Опять шелъ Ромашовъ домой, чувствуя себя одинокимъ, тоскующимъ, потерявшимся въ какомъ-то чужомъ, темномъ и враждебномъ мѣстѣ. Опять горѣла на западѣ въ сизыхъ нагроможденныхъ тяжелыхъ тучахъ красно-янтарная заря, и опять Ромашову чудился далеко за чертой горизонта, за домами и полями, прекрасный фантастическій городъ съ жизнью, полной красоты, изящества и счастья.
На улицахъ быстро темнѣло.
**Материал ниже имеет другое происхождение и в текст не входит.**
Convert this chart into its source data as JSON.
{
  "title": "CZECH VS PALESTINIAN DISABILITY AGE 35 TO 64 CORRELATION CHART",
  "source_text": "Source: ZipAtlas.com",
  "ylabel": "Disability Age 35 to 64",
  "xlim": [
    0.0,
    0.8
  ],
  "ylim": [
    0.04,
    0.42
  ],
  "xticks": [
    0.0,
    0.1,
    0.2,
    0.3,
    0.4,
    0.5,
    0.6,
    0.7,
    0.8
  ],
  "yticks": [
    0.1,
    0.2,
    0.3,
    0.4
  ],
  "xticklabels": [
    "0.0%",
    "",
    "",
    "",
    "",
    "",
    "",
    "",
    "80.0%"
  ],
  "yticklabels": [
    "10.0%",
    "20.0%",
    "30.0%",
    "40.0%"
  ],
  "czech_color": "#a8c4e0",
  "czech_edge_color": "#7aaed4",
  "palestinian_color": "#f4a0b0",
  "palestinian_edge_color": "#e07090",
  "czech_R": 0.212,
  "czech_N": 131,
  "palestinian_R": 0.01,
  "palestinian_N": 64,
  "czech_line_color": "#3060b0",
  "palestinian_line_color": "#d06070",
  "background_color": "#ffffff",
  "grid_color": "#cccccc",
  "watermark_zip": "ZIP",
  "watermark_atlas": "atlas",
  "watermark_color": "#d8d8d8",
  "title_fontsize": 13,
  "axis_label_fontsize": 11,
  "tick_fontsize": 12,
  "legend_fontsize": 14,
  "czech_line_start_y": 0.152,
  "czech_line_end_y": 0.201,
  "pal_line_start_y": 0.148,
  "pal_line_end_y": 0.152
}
По шоссе бѣгали съ визгомъ еврейскіе ребятишки. Гдѣ-то на завалинкахъ, у воротъ, у калитокъ, въ садахъ звенѣлъ женскій смѣхъ, звенѣлъ непрерывно и возбужденно, съ какой-то горячей, животной, радостной дрожью, какъ звенитъ онъ только ранней весной. И вмѣстѣ съ тихой, задумчивой грустью въ душѣ Ромашова рождались странныя, смутныя воспоминанія и сожалѣнія о никогда не бывшемъ счастьѣ и о прошлыхъ, еще болѣе прекрасныхъ вёснахъ, а въ сердцѣ шевелилось неясное и сладкое предчувствіе грядущей любви…
Когда онъ пришелъ домой, то засталъ Гайна̀на въ его темномъ чуланѣ передъ бюстомъ Пушкина. Великій поэтъ былъ весь вымазанъ масломъ, и горѣвшая передъ нимъ свѣча бросала глянцовитыя пятна на носъ, на толстыя губы и на жилистую шею. Самъ же Гайна̀нъ, сидя по-турецки на трехъ доскахъ, замѣнявшихъ ему кровать, качался взадъ и впередъ и бормоталъ нараспѣвъ что-то тягучее и монотонное.
— Гайна̀нъ!—окликнулъ его Ромашовъ.
Денщикъ вздрогнулъ и, вскочивъ съ кровати, вытянулся. На лицѣ его отразились испугъ и замѣшательство.
— Алла?—спросилъ Ромашовъ дружелюбно.
Безусый, мальчишескій ротъ черемиса весь растянулся въ длинную улыбку, отъ которой при огнѣ свѣчи засверкали его великолѣпные бѣлые зубы.
— Алла, ваша благородія!
— Ну, ну, ну… Сиди себѣ, сиди.—Ромашовъ ласково погладилъ денщика по плечу.—Все равно, Гайна̀нъ, у тебя Алла, у меня Алла. Одинъ, братецъ, Алла у всѣхъ человѣковъ.
«Славный Гайна̀нъ,—подумалъ подпоручикъ, идя въ комнату.—А я вотъ не смѣю пожать ему руку. Да, не могу, не смѣю. О, чортъ! Надо будетъ съ нынѣшняго дня самому одѣваться и раздѣваться. Свинство заставлять это дѣлать за себя другого человѣка».
Въ этотъ вечеръ онъ не пошелъ въ собраніе, а досталъ изъ ящика толстую разлинованную тетрадь, исписанную мелкимъ неровнымъ почеркомъ, и писалъ до глубокой ночи. Эта была третья, по счету, сочиняемая Ромашовымъ повѣсть, подъ заглавіемъ: «Послѣдній роковой дебютъ». Подпоручикъ самъ стыдился своихъ литературныхъ занятій и никому въ мірѣ ни за что не признался бы въ нихъ.